Beras Vietnam Rp 9.000, Indonesia Rp 20.000: Mafia Pupuk Mungkin Sedang Tersinggung

Redaksi

Dong Thap, Vietnam

Pewarta : Azis Chemoth|Saromben.com

Dari jantung lumbung padi Asia di Distrik Sa Dec, Provinsi Dong Thap, Vietnam, dunia akhirnya tahu: harga beras enak dan wangi di sini cuma Rp 9.000 per kilogram. Sementara di Indonesia, beras setara bisa menyentuh angka Rp 20.000 dua kali lipat lebih mahal, tapi dengan bonus rasa nasionalisme dan jejak tangan kartel.

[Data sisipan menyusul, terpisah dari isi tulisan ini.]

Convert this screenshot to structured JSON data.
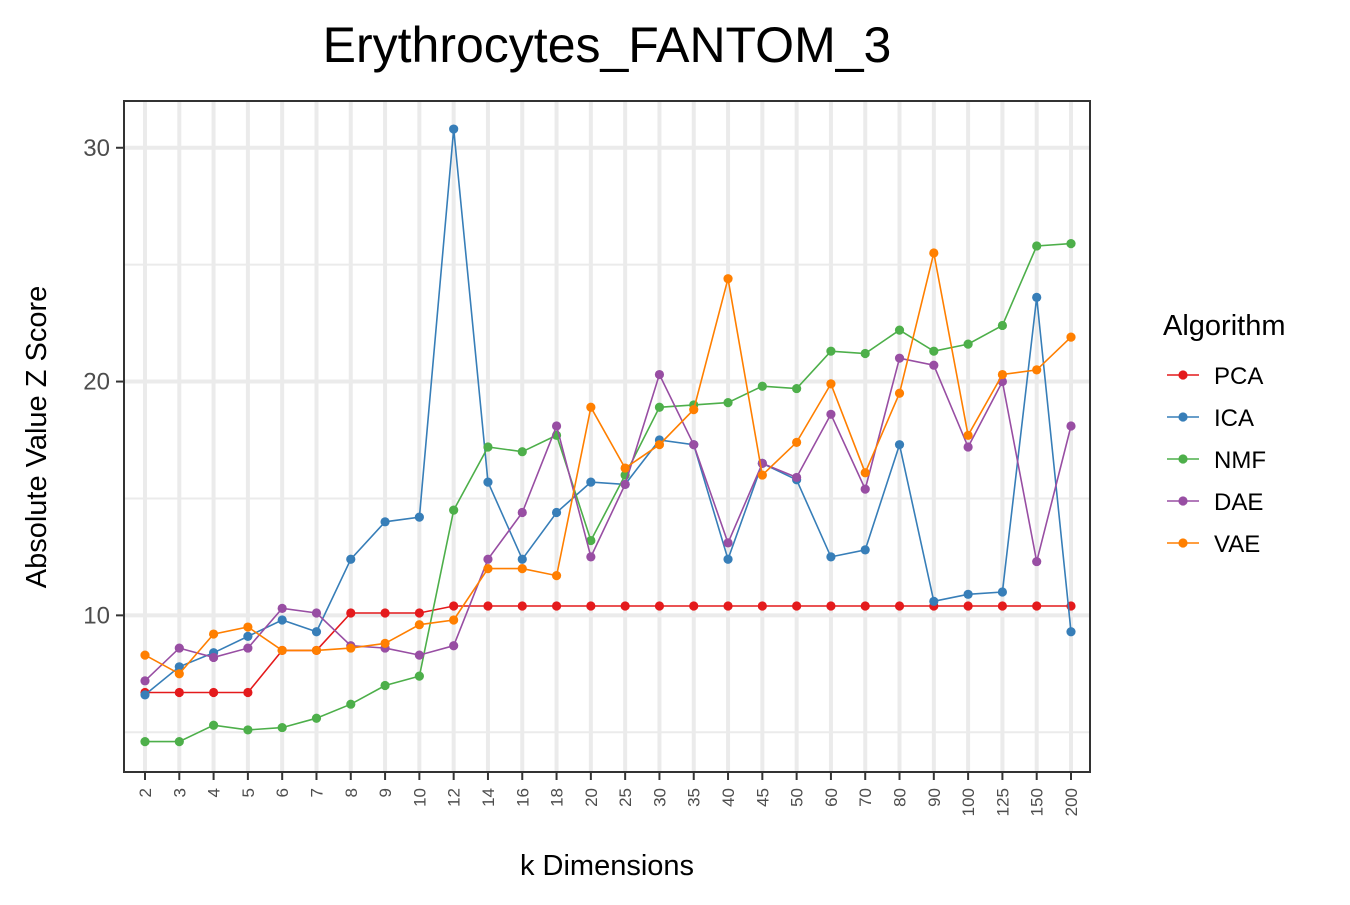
{
  "chart_data": {
    "type": "line",
    "title": "Erythrocytes_FANTOM_3",
    "xlabel": "k Dimensions",
    "ylabel": "Absolute Value Z Score",
    "categories": [
      "2",
      "3",
      "4",
      "5",
      "6",
      "7",
      "8",
      "9",
      "10",
      "12",
      "14",
      "16",
      "18",
      "20",
      "25",
      "30",
      "35",
      "40",
      "45",
      "50",
      "60",
      "70",
      "80",
      "90",
      "100",
      "125",
      "150",
      "200"
    ],
    "ylim": [
      3.3,
      32.0
    ],
    "yticks": [
      10,
      20,
      30
    ],
    "grid": true,
    "legend_title": "Algorithm",
    "legend_position": "right",
    "series": [
      {
        "name": "PCA",
        "color": "#e41a1c",
        "values": [
          6.7,
          6.7,
          6.7,
          6.7,
          8.5,
          8.5,
          10.1,
          10.1,
          10.1,
          10.4,
          10.4,
          10.4,
          10.4,
          10.4,
          10.4,
          10.4,
          10.4,
          10.4,
          10.4,
          10.4,
          10.4,
          10.4,
          10.4,
          10.4,
          10.4,
          10.4,
          10.4,
          10.4
        ]
      },
      {
        "name": "ICA",
        "color": "#377eb8",
        "values": [
          6.6,
          7.8,
          8.4,
          9.1,
          9.8,
          9.3,
          12.4,
          14.0,
          14.2,
          30.8,
          15.7,
          12.4,
          14.4,
          15.7,
          15.6,
          17.5,
          17.3,
          12.4,
          16.5,
          15.8,
          12.5,
          12.8,
          17.3,
          10.6,
          10.9,
          11.0,
          23.6,
          9.3
        ]
      },
      {
        "name": "NMF",
        "color": "#4daf4a",
        "values": [
          4.6,
          4.6,
          5.3,
          5.1,
          5.2,
          5.6,
          6.2,
          7.0,
          7.4,
          14.5,
          17.2,
          17.0,
          17.7,
          13.2,
          16.0,
          18.9,
          19.0,
          19.1,
          19.8,
          19.7,
          21.3,
          21.2,
          22.2,
          21.3,
          21.6,
          22.4,
          25.8,
          25.9
        ]
      },
      {
        "name": "DAE",
        "color": "#984ea3",
        "values": [
          7.2,
          8.6,
          8.2,
          8.6,
          10.3,
          10.1,
          8.7,
          8.6,
          8.3,
          8.7,
          12.4,
          14.4,
          18.1,
          12.5,
          15.6,
          20.3,
          17.3,
          13.1,
          16.5,
          15.9,
          18.6,
          15.4,
          21.0,
          20.7,
          17.2,
          20.0,
          12.3,
          18.1
        ]
      },
      {
        "name": "VAE",
        "color": "#ff7f00",
        "values": [
          8.3,
          7.5,
          9.2,
          9.5,
          8.5,
          8.5,
          8.6,
          8.8,
          9.6,
          9.8,
          12.0,
          12.0,
          11.7,
          18.9,
          16.3,
          17.3,
          18.8,
          24.4,
          16.0,
          17.4,
          19.9,
          16.1,
          19.5,
          25.5,
          17.7,
          20.3,
          20.5,
          21.9
        ]
      }
    ]
  }
}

Tentu saja, ini bukan soal nilai tukar dolar atau jarak tempuh truk logistik. Vietnam ternyata punya senjata rahasia yang tidak dimiliki Indonesia: tidak ada mafia pupuk. Sebuah keajaiban Asia yang seharusnya masuk nominasi UNESCO.

“Petani di Vietnam itu seperti anak emas negara. Pupuk lancar, teknologi pertanian mutakhir, hasil panen dijemput di sawah. Pemerintahnya hadir, bukan hilang sinyal,” ujar HRM. Khalilur R Abdullah Sahlawiy alias Kanjeng Pangeran Edo Yudha Negara, seorang pengusaha asal Situbondo, Indonesia, yang tengah melakukan perjalanan usaha ke Sa Dec.

Sementara itu di tanah air, petani tetap menjadi tontonan sabar tahunan. Mereka diberi pupuk mahal, distribusi telat, dan harga gabah yang membuat mereka terpaksa menanam kesabaran di ladang. Kartel dan mafia seperti tokoh utama sinetron: ada di setiap episode musim tanam.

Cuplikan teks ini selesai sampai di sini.